Partage international no 355 – mars 2018
Les trois lettres suivantes sont de la même personne :
[1] Début décembre 2017, j’assistais à un cours dans un vieux manoir au cœur d’Amsterdam et, à la pause, je suis descendue pour aider à servir le café. Il y avait des participants d’autres cours, mais presque personne dans le couloir. En descendant l’escalier raide, je trébuchai, lâchai la rampe et plongeai la tête la première. Je pensai alors : « Comment en réchapper ? » J’imaginai même terminer ma vie dans un fauteuil roulant et décidai instantanément que ce ne serait pas le cas !
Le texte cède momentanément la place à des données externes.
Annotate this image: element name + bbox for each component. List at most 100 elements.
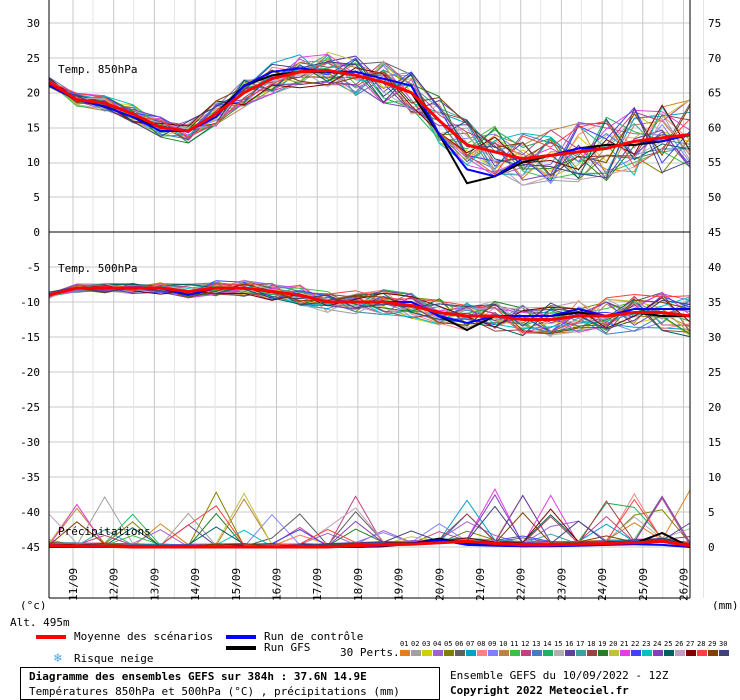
left-unit-label: (°c)	[20, 599, 47, 610]
perturbation-number: 12	[521, 640, 530, 648]
series-line-500	[48, 286, 691, 321]
perturbation-swatch	[433, 650, 443, 656]
perturbation-number: 14	[543, 640, 552, 648]
tick-left-850: 25	[27, 52, 40, 65]
perturbation-number: 20	[609, 640, 618, 648]
perturbation-swatch	[422, 650, 432, 656]
perturbation-swatch	[631, 650, 641, 656]
tick-right-850: 60	[708, 121, 721, 134]
perturbation-number: 17	[576, 640, 585, 648]
perturbation-number: 29	[708, 640, 717, 648]
perturbation-number: 21	[620, 640, 629, 648]
perturbation-number: 03	[422, 640, 431, 648]
perturbation-number: 09	[488, 640, 497, 648]
tick-left-850: 10	[27, 156, 40, 169]
tick-left-500: -35	[20, 471, 40, 484]
tick-left-500: -40	[20, 506, 40, 519]
perturbation-number: 24	[653, 640, 662, 648]
perturbation-number: 10	[499, 640, 508, 648]
perturbation-swatch	[653, 650, 663, 656]
perturbation-line-850	[48, 81, 691, 181]
perturbation-line-500	[48, 280, 691, 320]
perturbation-swatch	[675, 650, 685, 656]
copyright: Copyright 2022 Meteociel.fr	[450, 684, 629, 697]
perturbation-number: 02	[411, 640, 420, 648]
tick-left-500: -15	[20, 331, 40, 344]
tick-right-500: 10	[708, 471, 721, 484]
perturbation-line-850	[48, 67, 691, 171]
tick-right-850: 70	[708, 52, 721, 65]
tick-right-500: 35	[708, 296, 721, 309]
altitude-label: Alt. 495m	[10, 616, 70, 629]
control-legend-line	[226, 635, 256, 639]
perturbation-swatch	[686, 650, 696, 656]
main-series-lines	[48, 67, 691, 549]
tick-right-850: 50	[708, 191, 721, 204]
perturbation-swatch	[466, 650, 476, 656]
right-unit-label: (mm)	[712, 599, 739, 610]
tick-right-500: 30	[708, 331, 721, 344]
perturbation-line-850	[48, 62, 691, 176]
x-tick-label: 21/09	[474, 568, 487, 601]
x-tick-label: 12/09	[108, 568, 121, 601]
run-info: Ensemble GEFS du 10/09/2022 - 12Z	[450, 669, 669, 682]
perturbation-lines	[48, 51, 691, 548]
perturbation-swatch	[400, 650, 410, 656]
perturbation-number: 28	[697, 640, 706, 648]
series-line-850	[48, 67, 691, 178]
snowflake-icon: ❄	[54, 651, 62, 666]
perturbation-swatch	[697, 650, 707, 656]
x-tick-label: 23/09	[555, 568, 568, 601]
perturbation-number: 26	[675, 640, 684, 648]
tick-left-850: 15	[27, 121, 40, 134]
tick-right-500: 15	[708, 436, 721, 449]
chart-grid	[49, 0, 704, 598]
perturbation-swatch	[411, 650, 421, 656]
x-tick-label: 19/09	[393, 568, 406, 601]
perturbation-number: 19	[598, 640, 607, 648]
perturbation-number: 23	[642, 640, 651, 648]
panel-label-500: Temp. 500hPa	[58, 262, 137, 275]
tick-left-500: -45	[20, 541, 40, 554]
perturbation-number: 15	[554, 640, 563, 648]
perturbation-swatch	[510, 650, 520, 656]
ensemble-chart: 30252015105075706560555045-5-10-15-20-25…	[20, 0, 739, 610]
tick-right-500: 40	[708, 261, 721, 274]
tick-left-850: 30	[27, 17, 40, 30]
perturbation-number: 25	[664, 640, 673, 648]
mean-legend-label: Moyenne des scénarios	[74, 630, 214, 643]
perturbation-line-850	[48, 69, 691, 186]
tick-left-500: -10	[20, 296, 40, 309]
tick-left-850: 0	[33, 226, 40, 239]
tick-left-500: -25	[20, 401, 40, 414]
perturbation-swatch	[444, 650, 454, 656]
perturbations-label: 30 Perts.	[340, 646, 400, 659]
x-tick-label: 14/09	[189, 568, 202, 601]
perturbation-swatch	[543, 650, 553, 656]
mean-legend-line	[36, 635, 66, 639]
perturbation-number: 06	[455, 640, 464, 648]
perturbation-swatch	[620, 650, 630, 656]
perturbation-number: 18	[587, 640, 596, 648]
x-tick-label: 22/09	[515, 568, 528, 601]
perturbation-number: 04	[433, 640, 442, 648]
tick-left-850: 5	[33, 191, 40, 204]
perturbation-number: 13	[532, 640, 541, 648]
perturbation-legend: 01 02 03 04 05 06 07 08 09 10 11 12 13 14 15 16 17 18 19 20…	[400, 640, 732, 660]
perturbation-number: 27	[686, 640, 695, 648]
panel-label-850: Temp. 850hPa	[58, 63, 137, 76]
tick-right-850: 65	[708, 87, 721, 100]
chart-axes: 30252015105075706560555045-5-10-15-20-25…	[20, 0, 721, 601]
tick-left-500: -30	[20, 436, 40, 449]
control-legend-label: Run de contrôle	[264, 630, 364, 643]
x-tick-label: 13/09	[148, 568, 161, 601]
perturbation-swatch	[719, 650, 729, 656]
series-line-850	[48, 68, 691, 161]
tick-right-850: 55	[708, 156, 721, 169]
perturbation-swatch	[609, 650, 619, 656]
series-line-precip	[48, 539, 691, 549]
footer-title: Diagramme des ensembles GEFS sur 384h : …	[29, 670, 367, 683]
perturbation-number: 07	[466, 640, 475, 648]
snow-legend-label: Risque neige	[74, 652, 154, 665]
x-tick-label: 20/09	[433, 568, 446, 601]
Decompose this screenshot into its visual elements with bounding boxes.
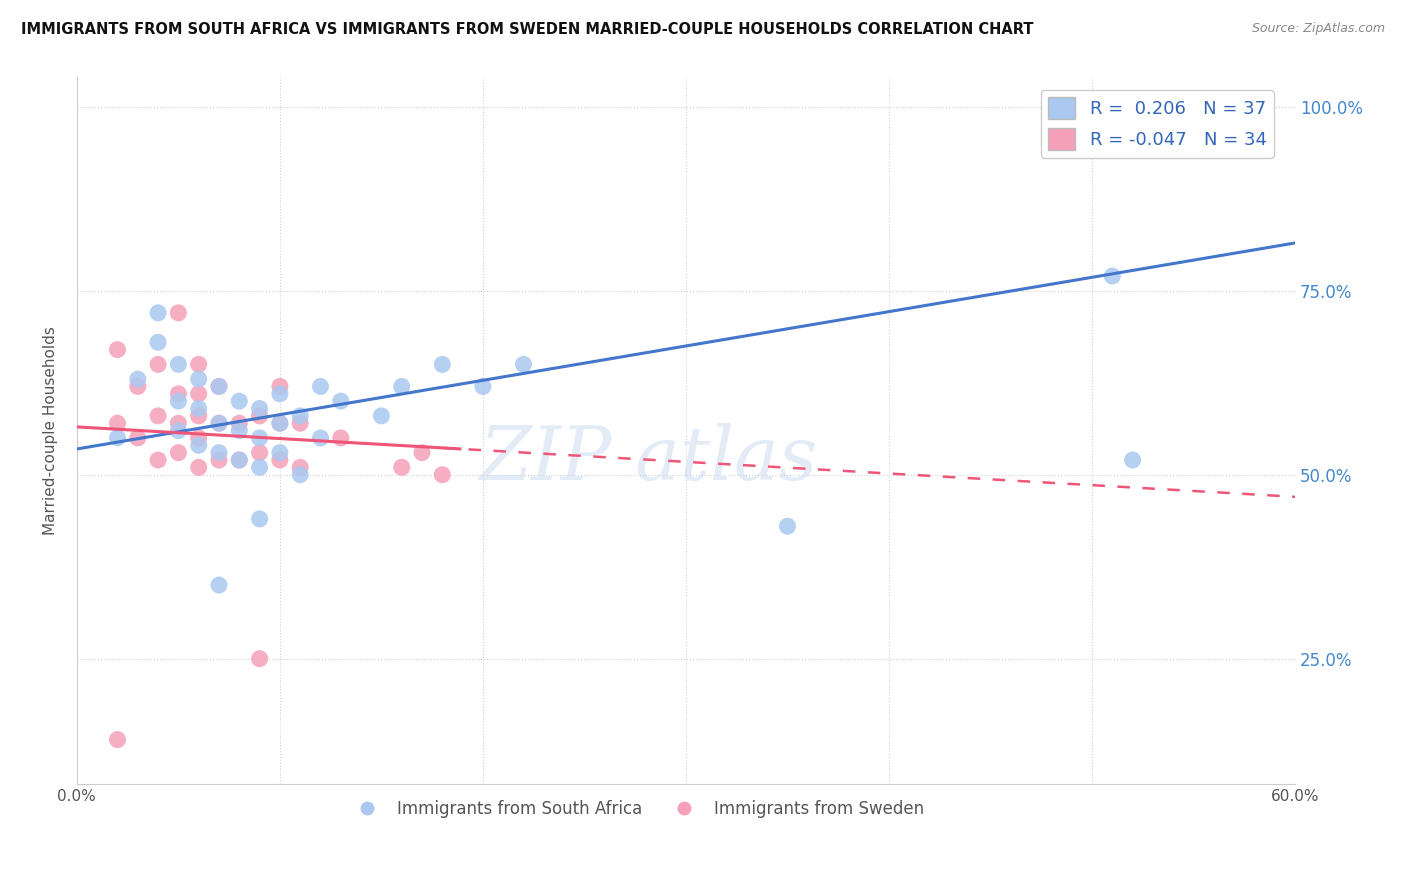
Point [249, 460, 271, 475]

Après un moment d’inconscience, j’ouvris les yeux : j’étais allongée sur le sol en pierre, à faible distance de la dernière marche, comme si on m’avait déposée là en position latérale de sécurité, les mains sous la tête, mon sac à main près du mur. Je levai les yeux vers l’escalier et j’entendis en mon for intérieur : « De combien de temps as-tu besoin pour terminer ta mission ? » Mon cœur battit à tout rompre et submergée par l’amour je ne pus retenir mes larmes.
Un homme accourut : « Vous êtes tombée dans les pommes, n’est-ce pas ? déclara-t-il puis il ajouta : Vous devez avoir été sauvée sinon vous ne seriez plus là. »
Après avoir repris mes esprits, je décidai de laisser ma bicyclette et de rentrer chez moi à pieds. Arrivée au pont Skinny (lieu bien connu du vieil Amsterdam) sur la rivière Amstel, j’observai la ville, en larmes. Je l’avais échappé belle.
J’ai continué à frémir pendant des jours après cet incident. Bien que couverte de bleus, je m’en étais sortie sans aucune fracture.
[2] Début décembre 2017, après la méditation de transmission au Centre d’Amsterdam, je rentrais chez moi à bicyclette. Un homme aimable probablement originaire du Surinam vint pédaler à mes côtés. Chemin faisant, nous eûmes une conversation chaleureuse. Lorsque d’autres cyclistes nous dépassaient, il roulait derrière moi. Quand nos chemins bifurquèrent, il me déclara avec insistance : « Madame, veuillez faire très attention. » Il continua sa route puis après environ dix mètres il se retourna et me fit un signe de la main.
[3] Le 18 janvier 2018, une tempête frappa les Pays-Bas. Des alertes ont été publiées dans les médias pour demander aux gens de ne pas sortir de chez eux.
Malgré ces mises en garde, je voulus absolument aller acheter un carnet de croquis et pensai : « Je dois prendre ce risque. » Comme je m’engageai dans la rue où se trouve l’hôtel Okura, à Amsterdam, je remarquai de vieux chênes énormes courbés par le vent violent et me dis : « J’espère qu’ils vont tenir bon. » En passant devant l’hôtel je dus littéralement me tenir au mur pour ne pas m’envoler. Au coin de la rue, il y avait un bureau dont la porte d’entrée s’ouvrait automatiquement, alors j’entrai pour me mettre à l’abri. Un homme qui venait d’arriver me suggéra d’aller m’asseoir. Au même moment nous entendîmes un énorme fracas : un des chênes géants venait de tomber – il s’agissait d’un des arbres sous lequel je venais de passer. Il s’était écrasé sur la voiture de l’homme qui venait juste d’entrer et qui s’était garé là quelques instants auparavant.
Lorsque la tempête se fut un peu calmée, j’arrivai enfin dans le magasin, toujours tremblante, pour constater que le carnet de croquis que je voulais était en rupture de stock.
Nom et adresse non communiqués, Amsterdam, Pays-Bas
Thématiques : signes et miracles
Rubrique : Courrier des lecteurs (Cette rubrique est alimentée par une réserve importante de courriers confirmés par le Maître de Benjamin Creme comme relatant de véritables rencontres avec des Maîtres, ou un « porte-parole », non encore publiés. S’y ajoutent d’autres courriers, plus récents, qui n’ont pas pu être vérifiés.)